Achieving sustainable stormwater management
This comparative study examines the use of scale (municipal versus watershed) and integration (municipal public property only versus public and private property) to achieve optimal SWM performance at the greatest cost-efficiency. The study is testing the hypothesis that improved environmental outcomes can be realized at lower capital and operating costs via a watershed-based approach to SWM that includes siting centralized and distributed green and grey infrastructure on both publicly-owned and privately-owned properties.
LSRCA selected the East Holland River watershed as the study area for the project. This watershed includes a mix of urban and rural land use, is undergoing growth and intensification, and falls within multiple municipal boundaries, making it an ideal test case.
The project team first developed a continuous simulation model called LSPC and calibrated it to represent current hydrology and water quality conditions within the East Holland River watershed. This current state model was then linked to SUSTAIN (System for Urban Stormwater Treatment and Analysis), a future state model developed by the U.S. EPA.

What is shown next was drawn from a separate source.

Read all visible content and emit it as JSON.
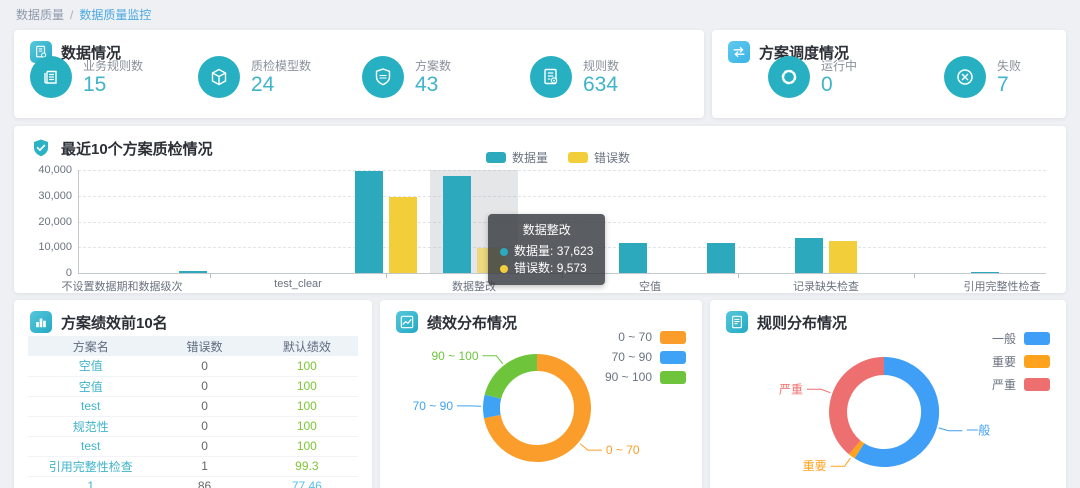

SUSTAIN is a process-based decision model that continuously simulates thousands of stormwater management scenarios to generate cost-benefit curves, with benefits including reduction in phosphorus loads and water quantity. Ensuring accurate life-cycle costs for the SWM features is a critical aspect of the project, necessitating the update to the LCCT described above.
“We’re developing a pilot LSPC-SUSTAIN model that will help municipalities within the East Holland River sub-watershed adopt a cross-jurisdictional approach to stormwater management,” said Ben Longstaff, general manager at LSRCA.
“LSPC-SUSTAIN looks for spatial configurations of LID practices and other stormwater measures which provide the most stormwater quantity control and quality treatment per dollar,” added Longstaff. “We are fostering next steps for municipalities to use this tool for developing equitable cost-sharing and payment for ecological service arrangements agreements to rehabilitate their shared watersheds.”
Existing SWM practices will serve as the Baseline Condition. Potential new, retrofit, and re-purposing SWM approaches will provide Optimization Options under multiple scenarios (e.g., growth, climate change, uptake rates, etc.). Optimization options include LID, natural assets (wetlands, forests, open fields, etc.), and conventional grey infrastructure on both public and private lands.
The project also calibrates the SUSTAIN models with previously established risk management flood models (developed in HYMO and HEC RAS) to provide reasonable flood-damage curve estimations. The results can be used to calculate the cost-benefit for flood risk reduction. The project team is also working toward methods for gauging the co-benefits of LID implementation, for example air quality improvements and urban heat island reduction.
Stormwater management planning needs a shakeup to avoid the outcomes we can expect with a business-as-usual approach: increasing vulnerability to flooding and continued degradation of our waterways. These two STEP projects have the potential to be transformative.